The monetary difference between the cost of the item and the nearest dollar is then invested into a portfolio of shares, in $5 amounts.

Figure 2: Round-ups


Acorns doesn’t just invest your loose change. You can set a recurring investment amount, or add to it periodically when you have the spare cash – and reap the benefits of dollar cost averaging. It’s a virtual piggy bank with the potential for capital growth.

According to Acorns, their analysis shows there are three types of users:

  1. Those using all three investment options – round-ups, lump sums and recurring investments – needless to say, they have the largest account balances
  2. Those using it as a savings tool – accumulating loose change, with the occasional investment, then withdrawing when it reaches the desired balance. These investors generally start again once they’ve spend the proceeds.
  3. The lump sum investor.


There are five portfolios available:

  • Conservative
  • Moderately conservative
  • Moderate
  • Moderately aggressive
  • Aggressive

Each portfolio is comprised of the same seven ASX-listed ETFs with different weightings appropriate to the portfolio; the conservative portfolio has a heavier allocation toward cash and bonds, the aggressive has an 80-85 per cent exposure to equities. The ETFs are traded at low cost through OpenMarkets Australia.

The portfolios screen is interactive – change your estimated monthly investment, or prospective time horizon, and the app will give you a projected value for those parameters – with, of course, a reminder that markets are not guaranteed and the requisite health warning that past performance is not a reliable indicator of future performance.

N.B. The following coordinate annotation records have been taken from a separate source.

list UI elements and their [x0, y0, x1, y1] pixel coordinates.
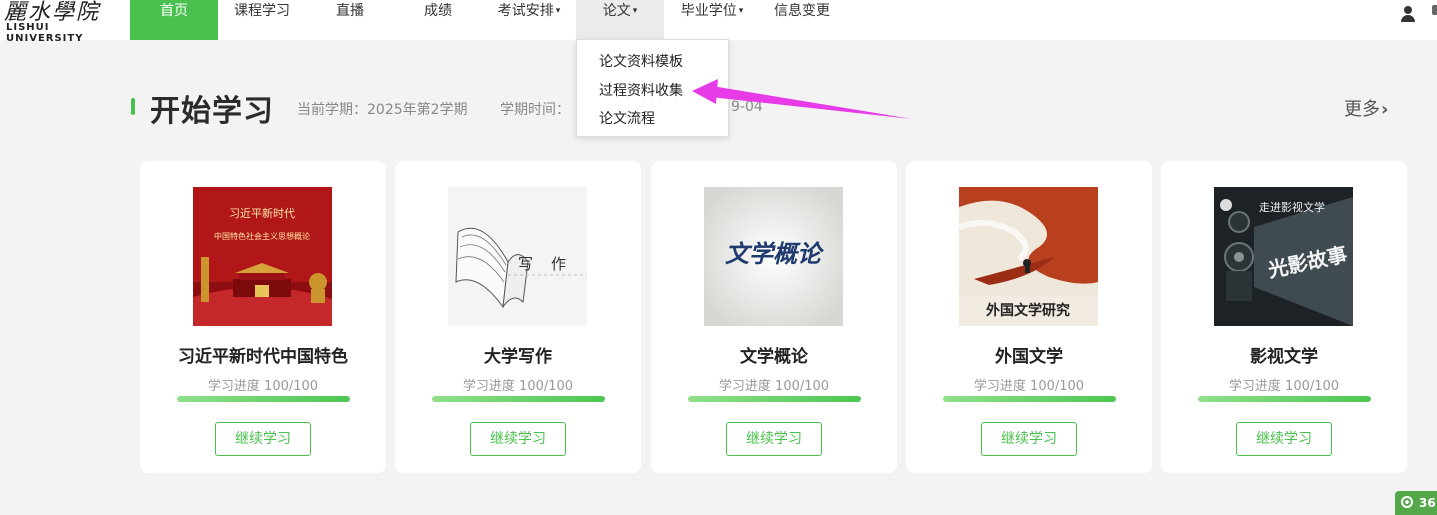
- course-progress-fill: [177, 396, 350, 402]
- semester-label-text: 当前学期：: [297, 102, 367, 118]
- course-card[interactable]: 写 作 大学写作 学习进度 100/100 继续学习: [395, 161, 641, 473]
- course-progress-text: 学习进度 100/100: [1228, 379, 1340, 394]
- menu-item-thesis-process[interactable]: 论文流程: [599, 108, 655, 128]
- widget-number: 36: [1419, 496, 1436, 510]
- cover-char-write: 写: [518, 255, 533, 273]
- course-progress-fill: [1198, 396, 1371, 402]
- chevron-down-icon: ▾: [555, 6, 561, 16]
- section-title: 开始学习: [150, 94, 274, 129]
- course-progress-bar: [1198, 396, 1371, 402]
- course-card[interactable]: 外国文学研究 外国文学 学习进度 100/100 继续学习: [906, 161, 1152, 473]
- cover-char-compose: 作: [551, 255, 566, 273]
- semester-value: 2025年第2学期: [367, 102, 468, 118]
- course-card[interactable]: 习近平新时代 中国特色社会主义思想概论 习近平新时代中国特色 学习进度 100/…: [140, 161, 386, 473]
- course-progress-bar: [688, 396, 861, 402]
- menu-item-thesis-templates[interactable]: 论文资料模板: [599, 51, 683, 71]
- course-card[interactable]: 文学概论 文学概论 学习进度 100/100 继续学习: [651, 161, 897, 473]
- university-logo[interactable]: 麗水學院 LISHUI UNIVERSITY: [4, 0, 122, 44]
- cover-title-line2: 中国特色社会主义思想概论: [214, 231, 310, 241]
- course-title[interactable]: 外国文学: [906, 342, 1152, 367]
- nav-info-change[interactable]: 信息变更: [760, 0, 844, 40]
- plus-circle-icon: [1401, 496, 1413, 508]
- nav-thesis-label: 论文: [602, 3, 631, 19]
- course-progress-fill: [943, 396, 1116, 402]
- nav-grades-label: 成绩: [424, 3, 452, 19]
- course-card[interactable]: 走进影视文学 光影故事 影视文学 学习进度 100/100 继续学习: [1161, 161, 1407, 473]
- cover-title-text: 外国文学研究: [986, 302, 1070, 319]
- nav-course-study[interactable]: 课程学习: [218, 0, 306, 40]
- cover-subtitle: 走进影视文学: [1259, 200, 1325, 214]
- chevron-right-icon: ›: [1381, 99, 1389, 120]
- nav-graduation-degree-label: 毕业学位: [680, 3, 737, 19]
- course-title[interactable]: 影视文学: [1161, 342, 1407, 367]
- open-book-cover-icon[interactable]: 写 作: [448, 187, 587, 326]
- course-progress-text: 学习进度 100/100: [207, 379, 319, 394]
- cover-calligraphy-title: 文学概论: [725, 239, 825, 268]
- course-title[interactable]: 习近平新时代中国特色: [140, 342, 386, 367]
- course-progress-fill: [688, 396, 861, 402]
- course-progress-text: 学习进度 100/100: [718, 379, 830, 394]
- course-progress-bar: [177, 396, 350, 402]
- nav-graduation-degree[interactable]: 毕业学位 ▾: [664, 0, 760, 40]
- course-title[interactable]: 大学写作: [395, 342, 641, 367]
- nav-home[interactable]: 首页: [130, 0, 218, 40]
- continue-learning-button[interactable]: 继续学习: [981, 422, 1077, 456]
- nav-live-label: 直播: [336, 3, 364, 19]
- continue-learning-button[interactable]: 继续学习: [215, 422, 311, 456]
- continue-learning-button[interactable]: 继续学习: [1236, 422, 1332, 456]
- section-accent-bar: [131, 98, 135, 115]
- thesis-dropdown-menu: 论文资料模板 过程资料收集 论文流程: [576, 39, 729, 137]
- nav-live[interactable]: 直播: [306, 0, 394, 40]
- nav-exam-schedule[interactable]: 考试安排 ▾: [482, 0, 576, 40]
- course-title[interactable]: 文学概论: [651, 342, 897, 367]
- course-progress-fill: [432, 396, 605, 402]
- chevron-down-icon: ▾: [632, 6, 638, 16]
- boat-river-cover-icon[interactable]: 外国文学研究: [959, 187, 1098, 326]
- nav-grades[interactable]: 成绩: [394, 0, 482, 40]
- menu-item-process-materials[interactable]: 过程资料收集: [599, 80, 683, 100]
- top-navigation-bar: 麗水學院 LISHUI UNIVERSITY 首页 课程学习 直播 成绩 考试安…: [0, 0, 1437, 44]
- film-projector-cover-icon[interactable]: 走进影视文学 光影故事: [1214, 187, 1353, 326]
- logo-english-name: LISHUI UNIVERSITY: [6, 22, 84, 44]
- nav-home-label: 首页: [160, 3, 188, 19]
- more-label: 更多: [1344, 99, 1380, 120]
- nav-exam-schedule-label: 考试安排: [497, 3, 554, 19]
- floating-service-widget[interactable]: 36: [1395, 491, 1437, 515]
- semester-label: 当前学期：2025年第2学期: [297, 99, 468, 119]
- nav-course-study-label: 课程学习: [234, 3, 290, 19]
- course-progress-text: 学习进度 100/100: [462, 379, 574, 394]
- course-progress-bar: [432, 396, 605, 402]
- nav-thesis[interactable]: 论文 ▾: [576, 0, 664, 40]
- course-progress-bar: [943, 396, 1116, 402]
- continue-learning-button[interactable]: 继续学习: [470, 422, 566, 456]
- calligraphy-cover-icon[interactable]: 文学概论: [704, 187, 843, 326]
- continue-learning-button[interactable]: 继续学习: [726, 422, 822, 456]
- chevron-down-icon: ▾: [738, 6, 744, 16]
- more-link[interactable]: 更多›: [1344, 95, 1388, 121]
- tiananmen-cover-icon[interactable]: 习近平新时代 中国特色社会主义思想概论: [193, 187, 332, 326]
- truncated-menu-icon[interactable]: [1432, 5, 1437, 15]
- nav-info-change-label: 信息变更: [774, 3, 830, 19]
- semester-time-tail: 9-04: [731, 99, 763, 115]
- course-progress-text: 学习进度 100/100: [973, 379, 1085, 394]
- semester-time-label: 学期时间：: [500, 102, 570, 118]
- user-icon[interactable]: [1399, 6, 1417, 22]
- cover-title-line1: 习近平新时代: [229, 206, 295, 220]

This is the screen that engaged my millennial – a regular investment over the next 10 years looked a much more attractive proposition than throwing his coins in a can!

Figure 3: portfolios screen


Portfolios can be changed at any time – exposure to the underlying ETFs will be adjusted accordingly. Users can drill down into the portfolio and see their exposure to each.

The cost

As with all good things, there is a cost, albeit a small one. While the app is free, portfolios under $5,000 are charged an annual fee of $15, and 0.275% for those over $5,000. There are no other costs – no brokerage, no fees to make deposits or withdrawals.

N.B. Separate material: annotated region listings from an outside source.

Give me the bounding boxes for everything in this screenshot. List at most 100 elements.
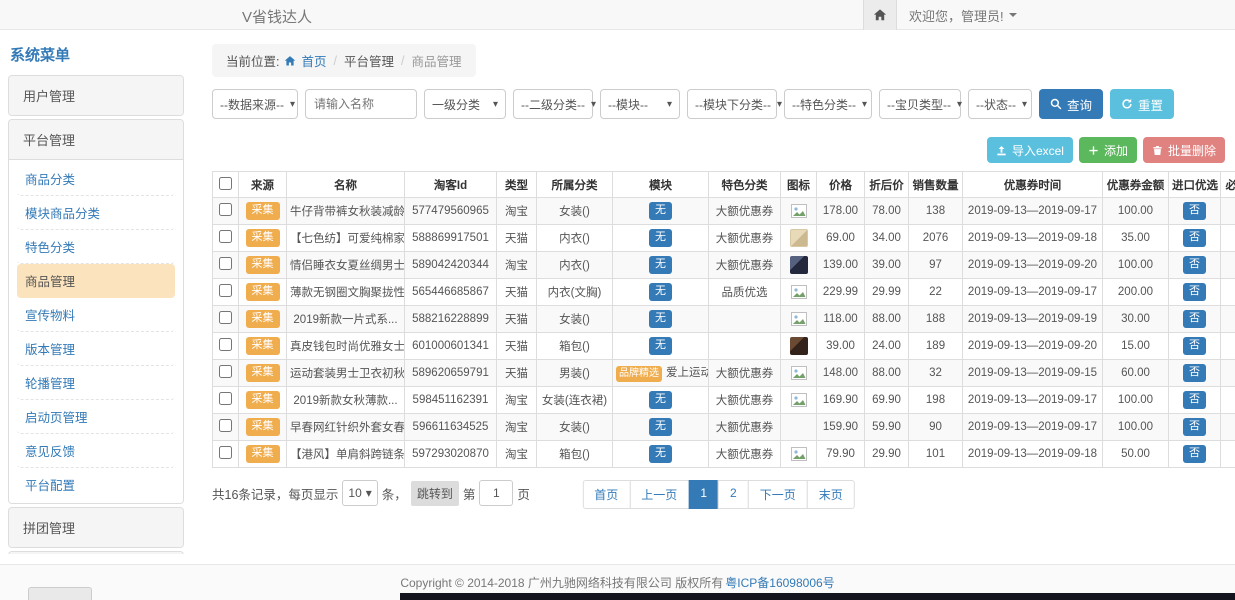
sidebar-group-header[interactable]: 省惠快报 bbox=[9, 552, 183, 554]
module-cell: 无 bbox=[613, 252, 709, 279]
name-cell: 2019新款一片式系... bbox=[287, 306, 405, 333]
page-nav-button[interactable]: 下一页 bbox=[748, 480, 808, 509]
module-none-badge[interactable]: 无 bbox=[649, 256, 672, 273]
import-select-toggle[interactable]: 否 bbox=[1183, 445, 1206, 462]
import-select-toggle[interactable]: 否 bbox=[1183, 229, 1206, 246]
sidebar-item[interactable]: 宣传物料 bbox=[17, 298, 175, 332]
level2-category-select[interactable]: --二级分类--▾ bbox=[513, 89, 593, 119]
import-select-toggle[interactable]: 否 bbox=[1183, 364, 1206, 381]
sidebar-group-header[interactable]: 平台管理 bbox=[9, 120, 183, 159]
module-none-badge[interactable]: 无 bbox=[649, 283, 672, 300]
import-select-toggle[interactable]: 否 bbox=[1183, 391, 1206, 408]
module-none-badge[interactable]: 无 bbox=[649, 229, 672, 246]
sidebar-item[interactable]: 版本管理 bbox=[17, 332, 175, 366]
chevron-down-icon bbox=[1009, 13, 1017, 17]
type-cell: 淘宝 bbox=[497, 414, 537, 441]
import-select-toggle[interactable]: 否 bbox=[1183, 310, 1206, 327]
coupon-amount-cell: 50.00 bbox=[1103, 441, 1169, 468]
name-cell: 早春网红针织外套女春... bbox=[287, 414, 405, 441]
row-checkbox[interactable] bbox=[219, 446, 232, 459]
coupon-amount-cell: 30.00 bbox=[1103, 306, 1169, 333]
module-sub-category-select[interactable]: --模块下分类--▾ bbox=[687, 89, 777, 119]
source-cell: 采集 bbox=[239, 252, 287, 279]
icon-cell bbox=[781, 360, 817, 387]
sidebar-item[interactable]: 商品分类 bbox=[17, 162, 175, 196]
import-select-toggle[interactable]: 否 bbox=[1183, 418, 1206, 435]
module-cell: 无 bbox=[613, 306, 709, 333]
select-all-header bbox=[213, 172, 239, 198]
item-type-select[interactable]: --宝贝类型--▾ bbox=[879, 89, 961, 119]
app-title: V省钱达人 bbox=[242, 6, 312, 27]
coupon-time-cell: 2019-09-13—2019-09-18 bbox=[963, 441, 1103, 468]
module-text: 爱上运动 bbox=[666, 367, 709, 379]
price-cell: 79.90 bbox=[817, 441, 865, 468]
import-select-toggle[interactable]: 否 bbox=[1183, 256, 1206, 273]
sidebar-group-header[interactable]: 拼团管理 bbox=[9, 508, 183, 547]
import-select-toggle[interactable]: 否 bbox=[1183, 337, 1206, 354]
category-cell: 箱包() bbox=[537, 441, 613, 468]
module-none-badge[interactable]: 无 bbox=[649, 337, 672, 354]
user-menu[interactable]: 欢迎您，管理员! bbox=[897, 0, 1029, 30]
sidebar-group-header[interactable]: 用户管理 bbox=[9, 76, 183, 115]
level1-category-select[interactable]: 一级分类▾ bbox=[424, 89, 506, 119]
module-none-badge[interactable]: 无 bbox=[649, 310, 672, 327]
status-select[interactable]: --状态--▾ bbox=[968, 89, 1032, 119]
icp-link[interactable]: 粤ICP备16098006号 bbox=[725, 574, 834, 591]
page-number-button[interactable]: 1 bbox=[688, 480, 719, 509]
jump-button[interactable]: 跳转到 bbox=[411, 481, 459, 506]
module-none-badge[interactable]: 无 bbox=[649, 202, 672, 219]
batch-delete-button[interactable]: 批量删除 bbox=[1143, 137, 1225, 163]
column-header: 所属分类 bbox=[537, 172, 613, 198]
sidebar-item[interactable]: 启动页管理 bbox=[17, 400, 175, 434]
home-button[interactable] bbox=[863, 0, 897, 30]
table-row: 采集2019新款女秋薄款...598451162391淘宝女装(连衣裙)无大额优… bbox=[213, 387, 1235, 414]
row-checkbox[interactable] bbox=[219, 311, 232, 324]
sidebar-item[interactable]: 商品管理 bbox=[17, 264, 175, 298]
row-checkbox[interactable] bbox=[219, 257, 232, 270]
module-select[interactable]: --模块--▾ bbox=[600, 89, 680, 119]
per-page-select[interactable]: 10 ▾ bbox=[342, 480, 377, 506]
row-checkbox[interactable] bbox=[219, 284, 232, 297]
sidebar-item[interactable]: 特色分类 bbox=[17, 230, 175, 264]
category-cell: 内衣() bbox=[537, 252, 613, 279]
add-button[interactable]: 添加 bbox=[1079, 137, 1137, 163]
module-none-badge[interactable]: 无 bbox=[649, 445, 672, 462]
row-checkbox[interactable] bbox=[219, 419, 232, 432]
name-search-input[interactable] bbox=[305, 89, 417, 119]
table-toolbar: 导入excel 添加 批量删除 bbox=[212, 137, 1225, 163]
import-select-toggle[interactable]: 否 bbox=[1183, 283, 1206, 300]
row-checkbox[interactable] bbox=[219, 338, 232, 351]
page-nav-button[interactable]: 末页 bbox=[807, 480, 855, 509]
sidebar-item[interactable]: 意见反馈 bbox=[17, 434, 175, 468]
column-header: 折后价 bbox=[865, 172, 909, 198]
sidebar-item[interactable]: 模块商品分类 bbox=[17, 196, 175, 230]
reset-button[interactable]: 重置 bbox=[1110, 89, 1174, 119]
row-checkbox[interactable] bbox=[219, 203, 232, 216]
data-source-select[interactable]: --数据来源--▾ bbox=[212, 89, 298, 119]
module-none-badge[interactable]: 无 bbox=[649, 391, 672, 408]
page-nav-button[interactable]: 上一页 bbox=[629, 480, 689, 509]
taoke-id-cell: 577479560965 bbox=[405, 198, 497, 225]
breadcrumb-separator: / bbox=[399, 54, 406, 68]
row-select-cell bbox=[213, 414, 239, 441]
breadcrumb-home-link[interactable]: 首页 bbox=[301, 51, 326, 70]
sidebar-item[interactable]: 轮播管理 bbox=[17, 366, 175, 400]
jump-page-input[interactable] bbox=[479, 480, 513, 506]
page-number-button[interactable]: 2 bbox=[718, 480, 749, 509]
feature-category-select[interactable]: --特色分类--▾ bbox=[784, 89, 872, 119]
row-checkbox[interactable] bbox=[219, 230, 232, 243]
import-select-cell: 否 bbox=[1169, 252, 1221, 279]
sidebar-item[interactable]: 平台配置 bbox=[17, 468, 175, 501]
row-checkbox[interactable] bbox=[219, 365, 232, 378]
table-header-row: 来源名称淘客Id类型所属分类模块特色分类图标价格折后价销售数量优惠券时间优惠券金… bbox=[213, 172, 1235, 198]
discount-price-cell: 29.99 bbox=[865, 279, 909, 306]
import-select-toggle[interactable]: 否 bbox=[1183, 202, 1206, 219]
row-checkbox[interactable] bbox=[219, 392, 232, 405]
import-excel-button[interactable]: 导入excel bbox=[987, 137, 1073, 163]
column-header: 优惠券时间 bbox=[963, 172, 1103, 198]
page-nav-button[interactable]: 首页 bbox=[582, 480, 630, 509]
search-button[interactable]: 查询 bbox=[1039, 89, 1103, 119]
coupon-amount-cell: 60.00 bbox=[1103, 360, 1169, 387]
select-all-checkbox[interactable] bbox=[219, 177, 232, 190]
module-none-badge[interactable]: 无 bbox=[649, 418, 672, 435]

The only downside I encountered resulted from my internet banking being safeguarded by a security token – the app doesn’t allow for that, and, as a result, it can take longer for the account to be verified and established. This will vary from bank to bank.

In conclusion...

It’s easy to see why so many have signed up:

  • It’s easy to get started, there’s not a pile of paperwork to complete – all you need is a smartphone and five minutes of time
  • No prior investment knowledge is required
  • The low pricing – easy to enter and leave as required, it’s not a big decision to try it out.

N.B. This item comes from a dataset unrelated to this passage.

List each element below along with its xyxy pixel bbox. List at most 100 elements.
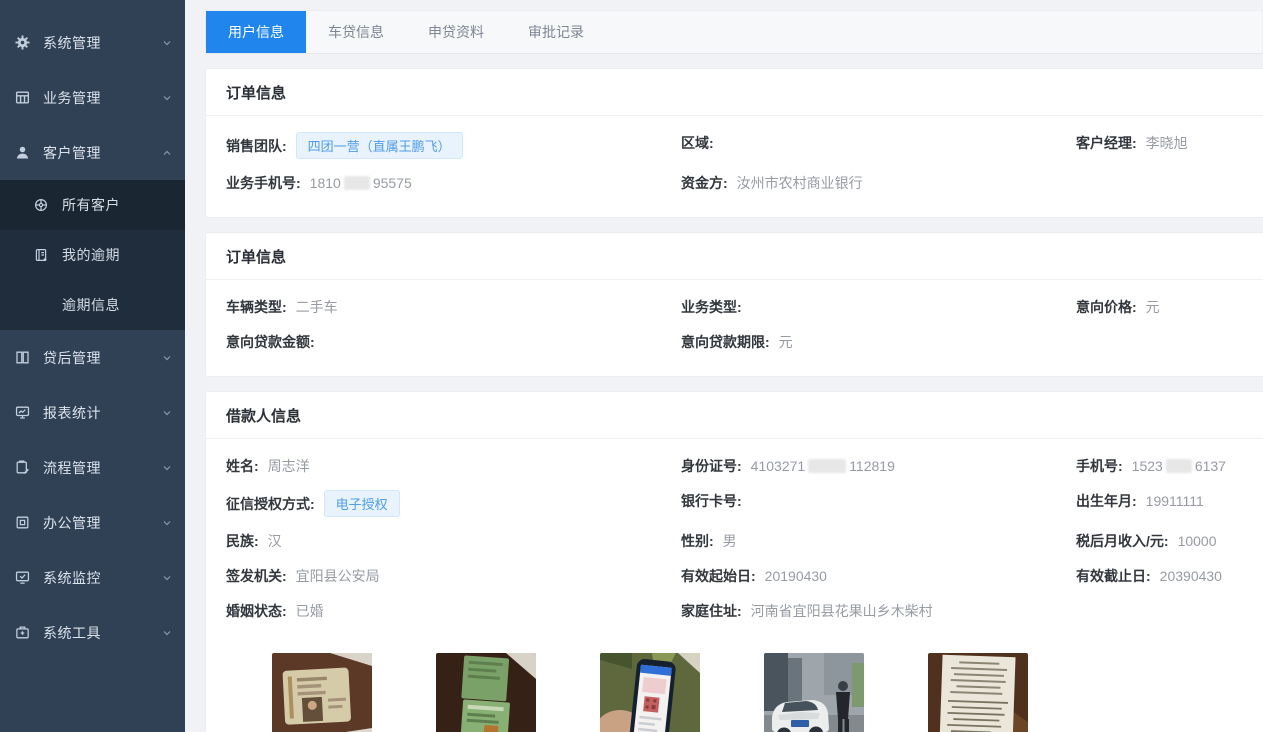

The folk at Acorns are always looking for ways to improve the app. Acorns will shortly introduce a functionality that will enable investors to contribute to their super fund. It’s also developing personal finance monitoring tools and a loyalty program through partnership with a range of brands.

Acorns epitomises all that is exciting about the Fintech revolution. Vive la revolution!

Disclaimer: the author is now an avid user of Acorns.